Degrees from accredited institutions are assumed to be adequate evidence of individuals’ capabilities. Increasing numbers of employers, however, are challenging that assumption, and with good cause.
The reasons are complex. More and more children enter first grade without skills — the ability to count, for example, and knowledge of the alphabet — that once were expected to be learned at home. Primary schools, as in Memphis, too often promote students regardless of academic performance.
Increasing numbers of high school graduates enroll in college lacking a basic grasp of math and English. Historically, colleges’ remedial efforts have been less than adequate.
The problem has been compounded in Tennessee by changes in degree requirements predating the Haslam administration. Arguably most significant was a change some years ago in the state’s degree requirements. Baccalaureate degrees that then often required 132 semester hours now have to be completed in 120. The change was a precursor of the quantitative requirements in which the governor takes such pride.

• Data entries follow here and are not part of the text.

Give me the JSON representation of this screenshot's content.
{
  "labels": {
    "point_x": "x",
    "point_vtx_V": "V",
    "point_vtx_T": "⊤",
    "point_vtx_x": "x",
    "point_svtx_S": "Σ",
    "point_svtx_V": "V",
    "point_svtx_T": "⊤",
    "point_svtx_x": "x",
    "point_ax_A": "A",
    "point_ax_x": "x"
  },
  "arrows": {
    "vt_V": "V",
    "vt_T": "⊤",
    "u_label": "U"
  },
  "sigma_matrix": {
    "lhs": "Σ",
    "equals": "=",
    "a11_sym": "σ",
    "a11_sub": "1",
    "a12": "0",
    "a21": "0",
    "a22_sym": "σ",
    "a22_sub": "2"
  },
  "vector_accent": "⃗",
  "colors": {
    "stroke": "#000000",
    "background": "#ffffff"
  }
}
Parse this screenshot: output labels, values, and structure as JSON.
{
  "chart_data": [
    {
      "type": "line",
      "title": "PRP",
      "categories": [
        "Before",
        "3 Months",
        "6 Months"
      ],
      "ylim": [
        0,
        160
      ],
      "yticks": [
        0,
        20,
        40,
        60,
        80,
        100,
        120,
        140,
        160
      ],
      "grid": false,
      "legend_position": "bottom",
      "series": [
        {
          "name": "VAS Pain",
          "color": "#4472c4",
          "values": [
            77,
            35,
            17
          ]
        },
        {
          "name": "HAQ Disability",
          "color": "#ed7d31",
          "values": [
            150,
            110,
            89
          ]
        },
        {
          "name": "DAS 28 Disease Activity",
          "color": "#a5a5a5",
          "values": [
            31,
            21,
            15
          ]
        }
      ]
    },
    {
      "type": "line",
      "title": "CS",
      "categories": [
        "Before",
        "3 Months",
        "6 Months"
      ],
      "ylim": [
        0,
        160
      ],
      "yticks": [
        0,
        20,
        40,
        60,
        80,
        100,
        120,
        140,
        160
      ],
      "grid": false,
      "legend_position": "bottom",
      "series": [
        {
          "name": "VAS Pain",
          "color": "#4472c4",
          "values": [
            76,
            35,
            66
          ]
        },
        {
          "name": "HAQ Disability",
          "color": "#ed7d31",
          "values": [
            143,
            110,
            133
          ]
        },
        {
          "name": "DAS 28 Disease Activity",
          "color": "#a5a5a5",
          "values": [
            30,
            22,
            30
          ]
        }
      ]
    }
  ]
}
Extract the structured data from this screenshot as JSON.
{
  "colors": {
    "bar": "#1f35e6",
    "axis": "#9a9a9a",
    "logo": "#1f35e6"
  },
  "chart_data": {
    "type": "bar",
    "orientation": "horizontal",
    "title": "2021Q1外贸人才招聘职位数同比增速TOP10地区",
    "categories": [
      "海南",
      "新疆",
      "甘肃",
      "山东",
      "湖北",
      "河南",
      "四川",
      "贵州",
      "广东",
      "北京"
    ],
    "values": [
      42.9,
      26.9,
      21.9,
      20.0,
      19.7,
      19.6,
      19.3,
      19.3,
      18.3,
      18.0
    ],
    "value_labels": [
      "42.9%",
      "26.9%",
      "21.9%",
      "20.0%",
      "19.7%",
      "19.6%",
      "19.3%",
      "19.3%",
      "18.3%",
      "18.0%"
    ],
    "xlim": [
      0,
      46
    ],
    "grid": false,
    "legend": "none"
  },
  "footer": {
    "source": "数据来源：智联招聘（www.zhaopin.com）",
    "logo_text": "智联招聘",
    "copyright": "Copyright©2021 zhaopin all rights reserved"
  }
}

Nashville’s economic pressures and lack of preparedness among college freshmen have been accompanied by tuition and textbook costs rising at rates far greater than inflation. Rather than consider a tax hike, the state has shifted more and more of the cost of higher education to students and their parents.
These conditions are not dissimilar from those of other states and the federal government. But that’s no excuse for the continuing degradation of city and county as well as state educational systems in Tennessee. They are part of the vital infrastructure of the U.S. and deserve better treatment from elected officials and voters. And all ultimately will be measured by the knowledge and competencies of their graduates.